Белые шары, черные шары... Жду и надеюсь
Шрифт:
— Почему неприглядную? — сразу встрепенулся Прохоров. — Отчего же, Костик, неприглядную? Я же одного хочу: чтобы ты правду рассказал! Как все на самом деле было! Чего ж тут неприглядного — правду-то рассказать? К тебе бы старик прислушался, я знаю.
— Одного только не могу понять, — сказал Творогов, — чем это тебе Женька так помешал? Чего это ты его так боишься, а?
— Ты прав, Костик, ты, как всегда, прав, — бодро воскликнул Прохоров. — Пожалуй, я не с того начал, не с той стороны зашел. Мне бы очень не хотелось, Костик, чтобы ты или кто другой подумал, будто я пытаюсь свести с Синицыным какие-то счеты.
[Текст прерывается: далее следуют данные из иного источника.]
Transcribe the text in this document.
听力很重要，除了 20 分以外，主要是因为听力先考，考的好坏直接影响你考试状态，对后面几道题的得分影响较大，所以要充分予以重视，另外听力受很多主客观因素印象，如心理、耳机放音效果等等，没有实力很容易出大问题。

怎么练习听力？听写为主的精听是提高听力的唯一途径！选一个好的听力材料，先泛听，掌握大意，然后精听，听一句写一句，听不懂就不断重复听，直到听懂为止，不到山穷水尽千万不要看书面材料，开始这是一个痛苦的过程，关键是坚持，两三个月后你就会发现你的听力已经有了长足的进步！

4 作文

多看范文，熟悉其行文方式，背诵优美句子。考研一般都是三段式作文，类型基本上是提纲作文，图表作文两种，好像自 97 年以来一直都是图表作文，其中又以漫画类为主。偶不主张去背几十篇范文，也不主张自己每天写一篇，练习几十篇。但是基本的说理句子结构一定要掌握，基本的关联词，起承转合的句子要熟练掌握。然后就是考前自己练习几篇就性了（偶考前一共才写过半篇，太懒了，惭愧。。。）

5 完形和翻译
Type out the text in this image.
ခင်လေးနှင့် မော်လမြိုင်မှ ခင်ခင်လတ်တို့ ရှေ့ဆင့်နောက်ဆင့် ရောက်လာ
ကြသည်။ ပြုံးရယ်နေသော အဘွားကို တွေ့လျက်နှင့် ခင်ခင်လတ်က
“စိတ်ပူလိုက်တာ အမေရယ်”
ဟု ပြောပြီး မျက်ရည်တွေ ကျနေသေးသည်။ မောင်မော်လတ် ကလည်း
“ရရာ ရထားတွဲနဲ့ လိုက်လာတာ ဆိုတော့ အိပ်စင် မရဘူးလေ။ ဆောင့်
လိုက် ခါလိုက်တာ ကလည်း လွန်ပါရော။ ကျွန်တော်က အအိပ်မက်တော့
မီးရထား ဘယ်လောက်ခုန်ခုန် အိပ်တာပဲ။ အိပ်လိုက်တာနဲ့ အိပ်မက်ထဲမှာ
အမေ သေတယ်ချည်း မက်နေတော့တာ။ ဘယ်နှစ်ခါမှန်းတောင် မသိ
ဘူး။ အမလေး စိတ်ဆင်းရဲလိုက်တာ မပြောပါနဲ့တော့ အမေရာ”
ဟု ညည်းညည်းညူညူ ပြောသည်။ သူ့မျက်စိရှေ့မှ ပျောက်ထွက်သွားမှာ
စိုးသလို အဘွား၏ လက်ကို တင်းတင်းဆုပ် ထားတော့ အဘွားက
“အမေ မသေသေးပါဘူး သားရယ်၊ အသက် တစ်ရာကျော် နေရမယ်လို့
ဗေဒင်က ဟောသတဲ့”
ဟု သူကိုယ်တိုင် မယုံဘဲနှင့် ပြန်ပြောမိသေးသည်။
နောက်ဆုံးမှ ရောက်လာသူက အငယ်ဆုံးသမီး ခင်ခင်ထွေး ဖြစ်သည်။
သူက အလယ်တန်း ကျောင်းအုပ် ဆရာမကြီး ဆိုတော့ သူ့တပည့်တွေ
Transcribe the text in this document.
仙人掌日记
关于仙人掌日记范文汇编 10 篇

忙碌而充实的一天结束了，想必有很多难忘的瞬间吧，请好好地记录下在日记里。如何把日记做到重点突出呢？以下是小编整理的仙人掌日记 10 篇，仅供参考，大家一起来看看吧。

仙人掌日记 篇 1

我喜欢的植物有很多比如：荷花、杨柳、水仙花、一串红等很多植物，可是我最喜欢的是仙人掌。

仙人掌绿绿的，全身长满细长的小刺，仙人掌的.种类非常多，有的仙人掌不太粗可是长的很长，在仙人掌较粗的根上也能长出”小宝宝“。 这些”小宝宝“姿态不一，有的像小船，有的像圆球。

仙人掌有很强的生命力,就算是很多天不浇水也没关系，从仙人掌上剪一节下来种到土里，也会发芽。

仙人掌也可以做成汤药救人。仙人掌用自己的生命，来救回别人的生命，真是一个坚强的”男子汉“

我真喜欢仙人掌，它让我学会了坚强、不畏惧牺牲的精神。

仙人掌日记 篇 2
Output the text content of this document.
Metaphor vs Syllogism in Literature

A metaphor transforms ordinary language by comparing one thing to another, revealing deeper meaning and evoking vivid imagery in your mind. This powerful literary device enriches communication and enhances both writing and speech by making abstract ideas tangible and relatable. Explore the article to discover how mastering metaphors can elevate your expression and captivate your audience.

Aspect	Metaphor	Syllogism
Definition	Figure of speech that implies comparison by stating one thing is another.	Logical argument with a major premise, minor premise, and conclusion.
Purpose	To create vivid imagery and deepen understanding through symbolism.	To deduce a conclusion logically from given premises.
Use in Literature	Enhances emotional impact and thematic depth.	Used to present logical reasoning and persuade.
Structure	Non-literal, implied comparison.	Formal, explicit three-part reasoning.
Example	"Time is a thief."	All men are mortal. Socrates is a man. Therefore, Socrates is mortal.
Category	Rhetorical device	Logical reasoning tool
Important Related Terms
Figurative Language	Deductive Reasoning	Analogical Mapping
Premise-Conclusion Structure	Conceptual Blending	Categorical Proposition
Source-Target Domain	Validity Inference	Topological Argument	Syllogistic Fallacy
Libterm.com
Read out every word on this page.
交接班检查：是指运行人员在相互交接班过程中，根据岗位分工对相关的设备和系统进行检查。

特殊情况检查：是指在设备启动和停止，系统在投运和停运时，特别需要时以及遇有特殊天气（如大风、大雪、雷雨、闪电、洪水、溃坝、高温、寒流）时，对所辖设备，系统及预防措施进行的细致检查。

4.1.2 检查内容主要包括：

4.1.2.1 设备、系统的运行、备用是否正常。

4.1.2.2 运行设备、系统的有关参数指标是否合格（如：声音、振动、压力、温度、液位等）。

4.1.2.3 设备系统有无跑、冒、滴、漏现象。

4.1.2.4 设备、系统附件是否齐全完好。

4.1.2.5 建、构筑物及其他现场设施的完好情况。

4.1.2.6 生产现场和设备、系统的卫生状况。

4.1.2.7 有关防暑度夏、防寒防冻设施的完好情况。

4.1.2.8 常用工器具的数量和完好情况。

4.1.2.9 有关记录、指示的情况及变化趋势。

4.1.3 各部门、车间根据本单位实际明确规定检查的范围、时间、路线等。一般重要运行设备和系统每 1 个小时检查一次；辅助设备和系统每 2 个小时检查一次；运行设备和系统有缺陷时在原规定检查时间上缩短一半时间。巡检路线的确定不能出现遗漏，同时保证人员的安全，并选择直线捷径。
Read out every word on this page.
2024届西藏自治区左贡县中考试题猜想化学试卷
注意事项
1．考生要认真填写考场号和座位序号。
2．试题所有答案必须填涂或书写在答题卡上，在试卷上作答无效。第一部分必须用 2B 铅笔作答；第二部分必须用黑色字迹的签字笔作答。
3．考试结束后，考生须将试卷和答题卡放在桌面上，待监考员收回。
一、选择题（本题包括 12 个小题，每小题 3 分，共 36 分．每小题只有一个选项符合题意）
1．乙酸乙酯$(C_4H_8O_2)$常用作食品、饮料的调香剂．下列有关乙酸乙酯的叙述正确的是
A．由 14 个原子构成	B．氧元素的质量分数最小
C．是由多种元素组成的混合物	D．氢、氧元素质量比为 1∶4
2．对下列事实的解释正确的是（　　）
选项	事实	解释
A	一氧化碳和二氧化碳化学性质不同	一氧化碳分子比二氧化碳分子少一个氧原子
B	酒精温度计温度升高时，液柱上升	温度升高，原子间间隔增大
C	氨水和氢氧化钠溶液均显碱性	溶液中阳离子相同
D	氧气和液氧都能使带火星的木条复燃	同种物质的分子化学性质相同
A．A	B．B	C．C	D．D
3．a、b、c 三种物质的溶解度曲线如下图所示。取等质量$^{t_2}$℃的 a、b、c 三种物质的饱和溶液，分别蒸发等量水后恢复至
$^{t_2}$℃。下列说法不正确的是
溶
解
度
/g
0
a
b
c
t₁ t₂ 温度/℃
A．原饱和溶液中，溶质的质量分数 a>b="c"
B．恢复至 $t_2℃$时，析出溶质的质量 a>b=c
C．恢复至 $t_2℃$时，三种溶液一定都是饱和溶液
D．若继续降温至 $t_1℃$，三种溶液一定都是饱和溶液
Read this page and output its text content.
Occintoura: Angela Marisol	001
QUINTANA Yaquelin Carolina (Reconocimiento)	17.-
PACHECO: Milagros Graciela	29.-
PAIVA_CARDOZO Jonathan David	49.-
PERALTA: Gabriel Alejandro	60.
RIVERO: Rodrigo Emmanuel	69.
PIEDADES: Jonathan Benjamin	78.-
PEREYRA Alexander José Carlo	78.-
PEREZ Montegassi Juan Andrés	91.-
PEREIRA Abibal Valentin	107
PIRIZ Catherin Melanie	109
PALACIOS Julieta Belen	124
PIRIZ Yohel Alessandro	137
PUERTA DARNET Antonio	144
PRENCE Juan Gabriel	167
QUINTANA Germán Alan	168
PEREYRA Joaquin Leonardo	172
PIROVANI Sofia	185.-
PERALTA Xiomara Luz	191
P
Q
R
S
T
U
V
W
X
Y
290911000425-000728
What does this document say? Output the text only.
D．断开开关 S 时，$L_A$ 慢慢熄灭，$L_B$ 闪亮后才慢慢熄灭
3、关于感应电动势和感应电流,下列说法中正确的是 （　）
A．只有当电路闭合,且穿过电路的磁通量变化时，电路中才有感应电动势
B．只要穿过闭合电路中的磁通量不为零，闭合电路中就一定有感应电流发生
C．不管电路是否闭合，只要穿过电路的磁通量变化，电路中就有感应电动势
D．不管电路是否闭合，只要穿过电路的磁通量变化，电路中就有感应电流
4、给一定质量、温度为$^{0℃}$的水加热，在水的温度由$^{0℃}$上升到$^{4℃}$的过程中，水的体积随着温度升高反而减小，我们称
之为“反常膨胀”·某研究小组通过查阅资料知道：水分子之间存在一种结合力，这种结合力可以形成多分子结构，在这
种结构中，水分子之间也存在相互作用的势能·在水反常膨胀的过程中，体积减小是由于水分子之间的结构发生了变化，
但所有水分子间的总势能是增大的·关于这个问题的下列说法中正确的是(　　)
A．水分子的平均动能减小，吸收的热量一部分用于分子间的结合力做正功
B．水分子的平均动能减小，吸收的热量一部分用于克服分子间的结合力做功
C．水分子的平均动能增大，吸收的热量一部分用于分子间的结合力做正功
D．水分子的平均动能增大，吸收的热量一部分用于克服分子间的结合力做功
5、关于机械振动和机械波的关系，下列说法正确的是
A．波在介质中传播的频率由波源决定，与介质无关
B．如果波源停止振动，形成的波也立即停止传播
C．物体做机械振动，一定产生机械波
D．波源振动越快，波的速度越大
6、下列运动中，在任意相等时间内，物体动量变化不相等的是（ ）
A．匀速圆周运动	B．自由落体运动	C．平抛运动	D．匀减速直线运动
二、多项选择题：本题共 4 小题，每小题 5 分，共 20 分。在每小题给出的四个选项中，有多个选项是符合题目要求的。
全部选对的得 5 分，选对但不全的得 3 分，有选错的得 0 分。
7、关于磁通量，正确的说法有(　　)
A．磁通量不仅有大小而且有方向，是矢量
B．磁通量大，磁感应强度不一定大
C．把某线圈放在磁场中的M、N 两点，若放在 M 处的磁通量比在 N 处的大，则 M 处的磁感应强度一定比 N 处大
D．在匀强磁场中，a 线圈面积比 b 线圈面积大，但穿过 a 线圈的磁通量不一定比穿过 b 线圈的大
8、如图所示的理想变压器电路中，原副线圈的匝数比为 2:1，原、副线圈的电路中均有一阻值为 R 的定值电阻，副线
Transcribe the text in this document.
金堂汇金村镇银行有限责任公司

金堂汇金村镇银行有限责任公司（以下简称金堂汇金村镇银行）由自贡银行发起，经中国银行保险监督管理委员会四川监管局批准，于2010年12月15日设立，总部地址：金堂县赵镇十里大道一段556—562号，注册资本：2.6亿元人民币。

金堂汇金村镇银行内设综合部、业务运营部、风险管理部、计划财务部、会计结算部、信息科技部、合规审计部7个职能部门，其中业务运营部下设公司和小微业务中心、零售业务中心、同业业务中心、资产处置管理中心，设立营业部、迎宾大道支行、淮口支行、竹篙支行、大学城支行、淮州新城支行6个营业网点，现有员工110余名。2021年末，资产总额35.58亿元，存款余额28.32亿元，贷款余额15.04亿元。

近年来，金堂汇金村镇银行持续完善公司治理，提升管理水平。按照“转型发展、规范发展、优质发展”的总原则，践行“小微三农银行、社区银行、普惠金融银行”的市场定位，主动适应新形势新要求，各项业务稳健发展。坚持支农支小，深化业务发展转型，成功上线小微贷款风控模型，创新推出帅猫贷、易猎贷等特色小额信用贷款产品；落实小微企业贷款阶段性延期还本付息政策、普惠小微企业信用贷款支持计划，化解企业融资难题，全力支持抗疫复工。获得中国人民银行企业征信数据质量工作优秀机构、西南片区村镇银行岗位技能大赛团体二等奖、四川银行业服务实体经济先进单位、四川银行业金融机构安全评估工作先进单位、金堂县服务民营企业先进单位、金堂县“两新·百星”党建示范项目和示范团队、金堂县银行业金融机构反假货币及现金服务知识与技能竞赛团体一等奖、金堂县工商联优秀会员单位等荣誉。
Да ничего подобного, упаси господи! Мне лично Синицын никогда не делал ничего плохого, кроме хорошего! Да наши пути и не пересекались никогда, мы просто в разных плоскостях
— Ну зачем ты уж так? — несколько смутившись, сказал Творогов. — Просто я не понимаю: неужели ты думаешь, что Синицын и правда представляет такую ужасную угрозу для вашего института?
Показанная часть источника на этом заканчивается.